Habituellement, Yves traite lui-même ce genre de faits-divers.

- Et ce pêcheur se nomme Jean Perrotot.

- Dans le mille, peut-être aucun rapport avec l'affaire que tu suis mais je sais que tu avais rencontré ce monsieur à plusieurs reprises, j'attends le rapport de la gendarmerie et je te le faxe aussitôt, à moins que tu désires venir sur place ?

Aucune précipitation, si la mort du pêcheur est accidentelle, mon intervention déplairait à mes chefs, je n'ai le droit de me déplacer que dans les cas extrêmes ou sur injonction. Le rappel à l'ordre reçu pour un cas similaire le mois dernier est encore tout neuf dans ma mémoire.

- Laurent, si tu sautes à pieds joints sur la moindre broutille, tu n'auras plus assez de temps de traiter les bons sujets.

Les bons sujets étant généralement les pires, ceux qui choquent, qui mettent en exergue  les plus gros défauts de l'humanité et qui malheureusement connaissent la meilleure audience.

 

Le coup de fil de l'adjudant Marchaux arrive avant le fax de l'agence, le militaire tient ses promesses.

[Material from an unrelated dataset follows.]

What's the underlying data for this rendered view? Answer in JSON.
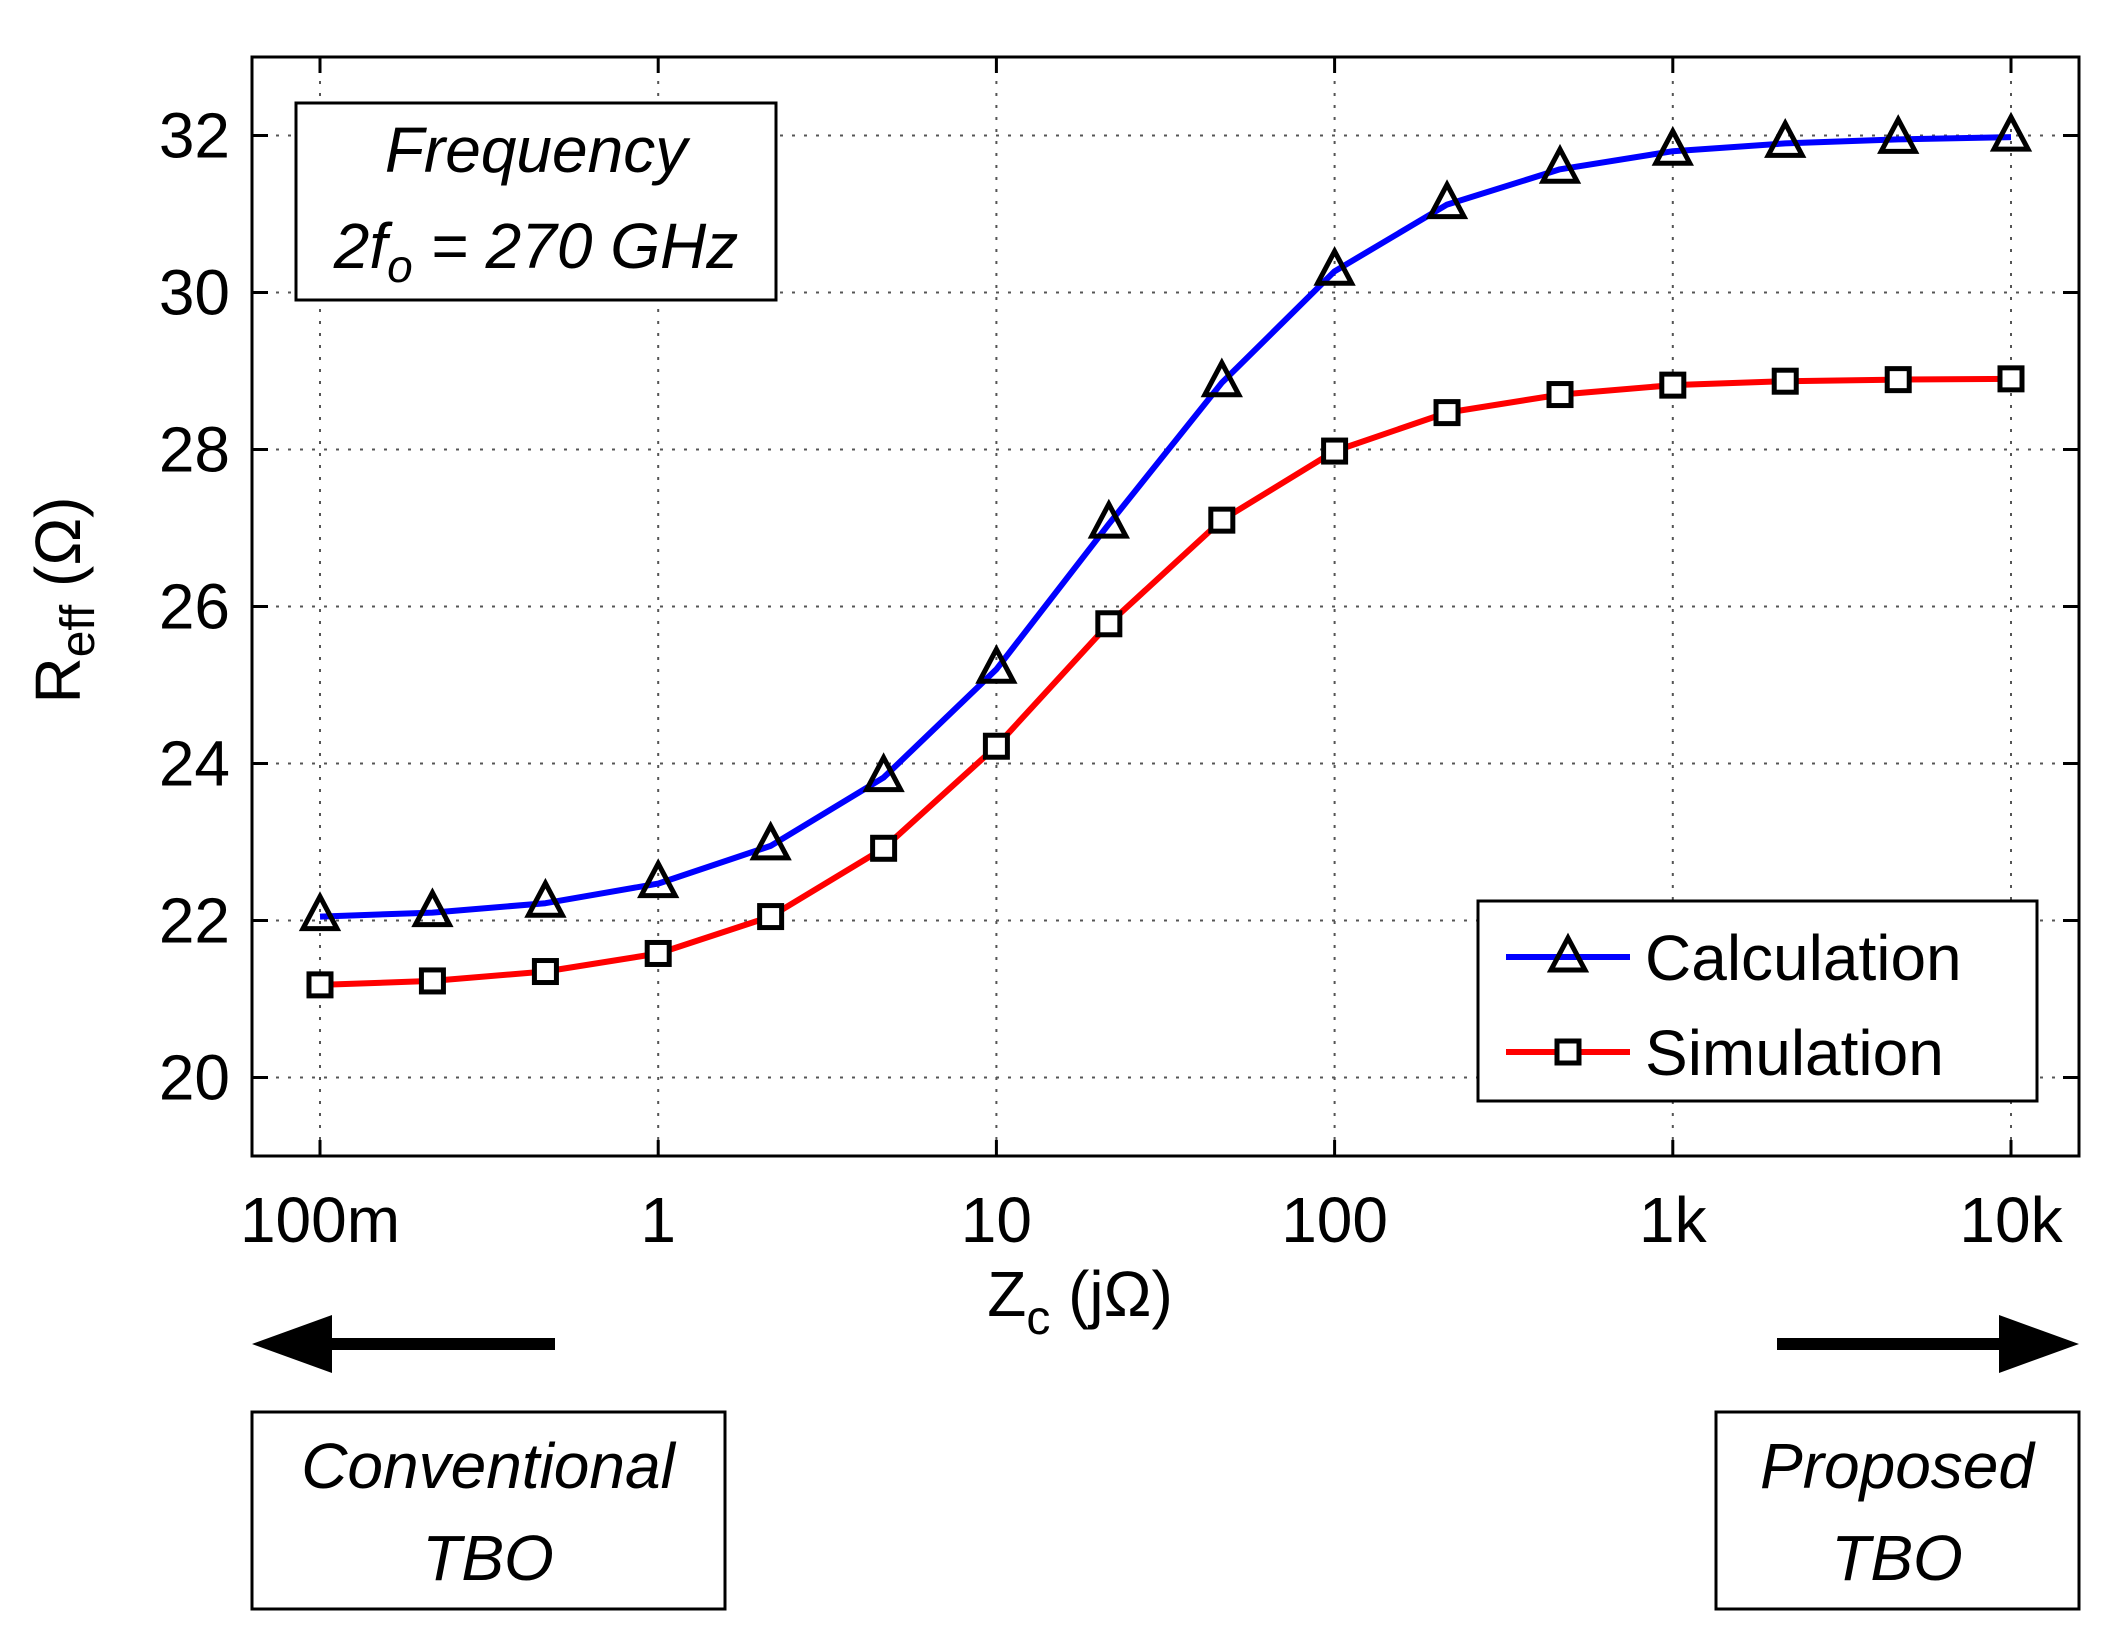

- Cette chute dans la rivière est louche, d'autant plus que ce Jeannôt était connu pour être un excellent nageur, une ecchymose sur l'occiput proviendrait soit d'un heurt avec une grosse pierre consécutif à la chute, soit d'un coup. Le capitaine Allarig est attendu, je lui ai parlé de vous, de la découverte du portefeuille,  il accepterait de vous écouter.

Je m'en veux, j'aurais dû insister en interviewant l'ancien comptable, si il a été occis volontairement, c'est qu'il savait autre chose que les banalités qu'il m'a lâchées, je suis de plus en plus convaincu qu'il était l'auteur de l'étrange message et que sa devinette renferme la clé de l'énigme.

 

Un véhicule aux plaques de la gendarmerie est garé face à la porte d'entrée, à l'endroit normalement interdit,  l'officier est déjà arrivé.

- Toujours pressé de répandre les bonnes nouvelles monsieur Passy, remarquez il y a mieux que vous...dans le mauvais sens.

J'avais déjà rencontré le capitaine Allarig mais immanquablement surmonté de son képi, l'air martial, plutôt antipathique. Son crâne un peu dégarni lui donne une allure plus débonnaire, sa position assise accentue la bonne impression.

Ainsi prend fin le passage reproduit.